My second day at SXSW came to a close with a premiere screening of Two Step, an indie thriller/drama and director Alex Johnson’s feature debut. Boy did this film confuse me. Or more accurately, the reaction to this film confused me. The theater went absolutely nuts for this movie, and I did not enjoy it. I enjoyed parts of it; the acting is pretty good (at times very good) and it’s a pretty, atmospheric film that feels absolutely authentic to its Texas setting (trust me, I’m a native). The first 15-20 minutes of the movie set up a really interesting character drama between an orphaned college kid, James, who just lost his grandma (his caretaker after his parents) and strikes up a friendship with the 50-something neighbor, Dot, who lives across the street. That movie exists in the opening act. It exists nowhere else in the movie. So I’ve been trying to figure all that out. 
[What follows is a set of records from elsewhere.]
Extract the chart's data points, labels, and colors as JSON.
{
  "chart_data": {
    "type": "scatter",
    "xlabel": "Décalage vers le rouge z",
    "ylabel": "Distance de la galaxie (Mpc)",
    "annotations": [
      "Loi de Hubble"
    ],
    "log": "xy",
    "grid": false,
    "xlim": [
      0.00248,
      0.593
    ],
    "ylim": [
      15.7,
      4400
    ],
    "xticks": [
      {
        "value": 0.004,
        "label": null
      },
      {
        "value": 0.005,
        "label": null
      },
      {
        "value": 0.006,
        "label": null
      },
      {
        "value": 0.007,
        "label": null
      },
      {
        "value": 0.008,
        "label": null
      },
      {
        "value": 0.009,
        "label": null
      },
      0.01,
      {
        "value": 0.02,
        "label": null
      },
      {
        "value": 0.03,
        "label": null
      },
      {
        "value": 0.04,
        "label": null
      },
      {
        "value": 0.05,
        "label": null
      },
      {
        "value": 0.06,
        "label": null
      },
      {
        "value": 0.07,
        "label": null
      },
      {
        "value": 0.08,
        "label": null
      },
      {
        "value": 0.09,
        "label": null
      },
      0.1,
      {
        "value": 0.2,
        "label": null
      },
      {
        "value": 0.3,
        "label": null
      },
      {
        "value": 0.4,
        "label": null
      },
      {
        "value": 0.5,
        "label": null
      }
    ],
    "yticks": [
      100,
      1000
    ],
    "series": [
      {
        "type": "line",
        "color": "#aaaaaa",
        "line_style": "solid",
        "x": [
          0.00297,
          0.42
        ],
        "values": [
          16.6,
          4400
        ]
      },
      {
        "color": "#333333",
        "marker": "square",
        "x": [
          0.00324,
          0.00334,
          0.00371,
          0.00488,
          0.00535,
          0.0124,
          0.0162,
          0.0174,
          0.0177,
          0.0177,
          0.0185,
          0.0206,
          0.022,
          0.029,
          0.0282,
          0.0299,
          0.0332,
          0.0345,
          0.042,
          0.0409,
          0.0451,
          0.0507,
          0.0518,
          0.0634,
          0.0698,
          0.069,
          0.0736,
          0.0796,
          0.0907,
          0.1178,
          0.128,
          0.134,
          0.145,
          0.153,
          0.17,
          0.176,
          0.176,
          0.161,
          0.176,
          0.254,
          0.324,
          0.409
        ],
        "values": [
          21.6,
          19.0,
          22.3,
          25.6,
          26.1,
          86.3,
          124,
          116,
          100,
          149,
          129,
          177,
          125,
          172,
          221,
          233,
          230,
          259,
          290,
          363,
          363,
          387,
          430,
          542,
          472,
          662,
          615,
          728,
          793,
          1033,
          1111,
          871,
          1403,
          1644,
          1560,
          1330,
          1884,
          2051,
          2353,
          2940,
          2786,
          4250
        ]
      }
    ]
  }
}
I think the audience was reacting in part to shock value. The movie turns into a thriller of sorts, with focus shifting to the villain, Webb, and his action for the remainder of the film. The shock value comes from a select few points of high violence that are physically brutal (although only partially on-screen) but driven home viscerally by the sound work. Punches have an almost comically loud value in this movie, but there’s no comedy. Gunshots abuse the silence into which they are fired. The audience visibly jumped several times. And because of the beginning of the movie, you do care about the characters upon whom the violence is being wrongfully visited (beyond basic human empathy, I mean).

I had an opportunity to sit down with some of the cast as well as Johnson and the film’s composer, Andrew Kenny, and it was really interesting to compare what they said to how I experienced the final film. Almost everything they talked about was absolutely in the movie, it just didn’t seem to come across quite as clearly or cohesively as expected. Nearly everyone spoke to how two of the main characters, James (Skyy Moore) and Webb (James Landry Hebert) are in many ways the opposites of one another. It definitely informs a humanity that’s brought to Webb, who’s otherwise a categorically awful person. Johnson talked about looking at Webb as an antihero, and said that Dot (Beth Broderick) is essentially what keeps James from becoming that same sort of person in the long run. He said that’s part of why he saw the opening act as key, even though the main narrative he set out to tell was the thriller story. “Webb is James without Dot.” Broderick backed up this notion very strongly. I’m not sure the movie really suggests that, but I can see the balance between the two characters that’s being attempted. I also asked Broderick about Dot’s character arc, given that she’s such a prominent figure early in the film and recedes significantly as the narrative progresses. “We [women my age] don’t have arcs,” she said. “We just are.”